1. "One example is medroxyprogesterone acetate (MPA)." TRUE. MPA is the canonical pregnane progestin and the prototype antilibidinal progestin in forensic psychiatry.

1. "These [progestins] can lower libido — and the user asks 'how exactly? by lowering testosterone?'" TRUE that lowering testosterone is a mechanism — and the dominant one at high-dose anti-androgen/forensic settings — but it is one of several pathways. Other mechanisms include direct AR antagonism (CPA, drospirenone, dienogest), SHBG elevation with ethinylestradiol (lowering free T), suppression of ovarian estradiol (DMPA, implant), allopregnanolone-mediated mood effects, and direct CNS PR signaling (Michael & Zumpe primate experiment). Sources: Michael & Zumpe 1993, PMID 8511186, Boozalis 2016, PMID 26855094.

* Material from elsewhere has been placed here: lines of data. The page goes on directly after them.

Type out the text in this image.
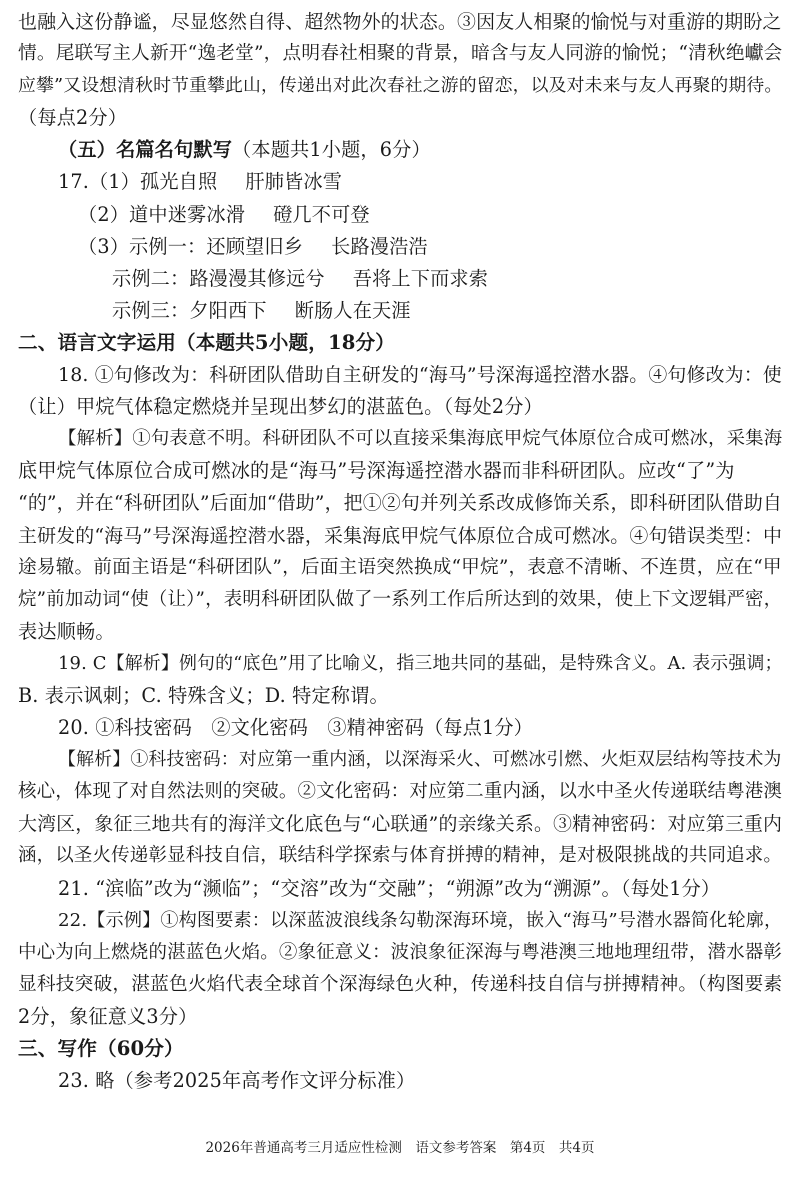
也融入这份静谧，尽显悠然自得、超然物外的状态。③因友人相聚的愉悦与对重游的期盼之

情。尾联写主人新开“逸老堂”，点明春社相聚的背景，暗含与友人同游的愉悦；“清秋绝巘会

应攀”又设想清秋时节重攀此山，传递出对此次春社之游的留恋，以及对未来与友人再聚的期待。

（每点2分）

（五）名篇名句默写（本题共1小题，6分）

17.（1）孤光自照 肝肺皆冰雪

（2）道中迷雾冰滑 磴几不可登

（3）示例一：还顾望旧乡 长路漫浩浩

示例二：路漫漫其修远兮 吾将上下而求索

示例三：夕阳西下 断肠人在天涯

二、语言文字运用（本题共5小题，18分）

18. ①句修改为：科研团队借助自主研发的“海马”号深海遥控潜水器。④句修改为：使

（让）甲烷气体稳定燃烧并呈现出梦幻的湛蓝色。（每处2分）

【解析】①句表意不明。科研团队不可以直接采集海底甲烷气体原位合成可燃冰，采集海

底甲烷气体原位合成可燃冰的是“海马”号深海遥控潜水器而非科研团队。应改“了”为

“的”，并在“科研团队”后面加“借助”，把①②句并列关系改成修饰关系，即科研团队借助自

主研发的“海马”号深海遥控潜水器，采集海底甲烷气体原位合成可燃冰。④句错误类型：中

途易辙。前面主语是“科研团队”，后面主语突然换成“甲烷”，表意不清晰、不连贯，应在“甲

烷”前加动词“使（让）”，表明科研团队做了一系列工作后所达到的效果，使上下文逻辑严密，

表达顺畅。

19. C【解析】例句的“底色”用了比喻义，指三地共同的基础，是特殊含义。A. 表示强调；

B. 表示讽刺；C. 特殊含义；D. 特定称谓。

20. ①科技密码　②文化密码　③精神密码（每点1分）

【解析】①科技密码：对应第一重内涵，以深海采火、可燃冰引燃、火炬双层结构等技术为

核心，体现了对自然法则的突破。②文化密码：对应第二重内涵，以水中圣火传递联结粤港澳

大湾区，象征三地共有的海洋文化底色与“心联通”的亲缘关系。③精神密码：对应第三重内

涵，以圣火传递彰显科技自信，联结科学探索与体育拼搏的精神，是对极限挑战的共同追求。

21. “滨临”改为“濒临”；“交溶”改为“交融”；“朔源”改为“溯源”。（每处1分）

22.【示例】①构图要素：以深蓝波浪线条勾勒深海环境，嵌入“海马”号潜水器简化轮廓，

中心为向上燃烧的湛蓝色火焰。②象征意义：波浪象征深海与粤港澳三地地理纽带，潜水器彰

显科技突破，湛蓝色火焰代表全球首个深海绿色火种，传递科技自信与拼搏精神。（构图要素

2分，象征意义3分）

三、写作（60分）

23. 略（参考2025年高考作文评分标准）

2026年普通高考三月适应性检测　语文参考答案　第4页　共4页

1. "Synthetic progestins are categorized as 'direct libido dampeners.'" KIND-OF-TRUE. The category is too coarse. CPA and high-dose MPA earn that label cleanly; combined-pill progestins do not at the population level; LNG-IUS arguably does not at all. A more careful evidence map should split high-dose anti-androgen progestins from contraceptive doses.

1. "Natural progesterone in some people raises libido when E-only doesn't." NOT-EVALUABLE from RCT evidence. The cleanest cycle data (Roney & Simmons 2013) show endogenous progesterone is negatively associated with desire within-cycle. The trans-feminine and perimenopausal user-survey data report subjective libido improvement in a subset, but no high-quality RCT has demonstrated that exogenous micronized progesterone reliably raises libido. The claim is plausible at the individual level but not supported by population-level evidence; it should be marked as anecdotal/heterogeneous.

What was searched and not found

A clean RCT of micronized progesterone vs. placebo with libido as a pre-registered primary endpoint, in either cis women or trans women, was not located. PubMed searches for "micronized progesterone RCT libido," "Prometrium sexual function trial," and combinations targeting trans-feminine HRT returned only retrospective/observational designs and small comparator trials such as Cumming 2002 that were not designed or powered to detect libido effects. Confidence: C5 for any positive claim that micronized progesterone raises libido above placebo in an RCT.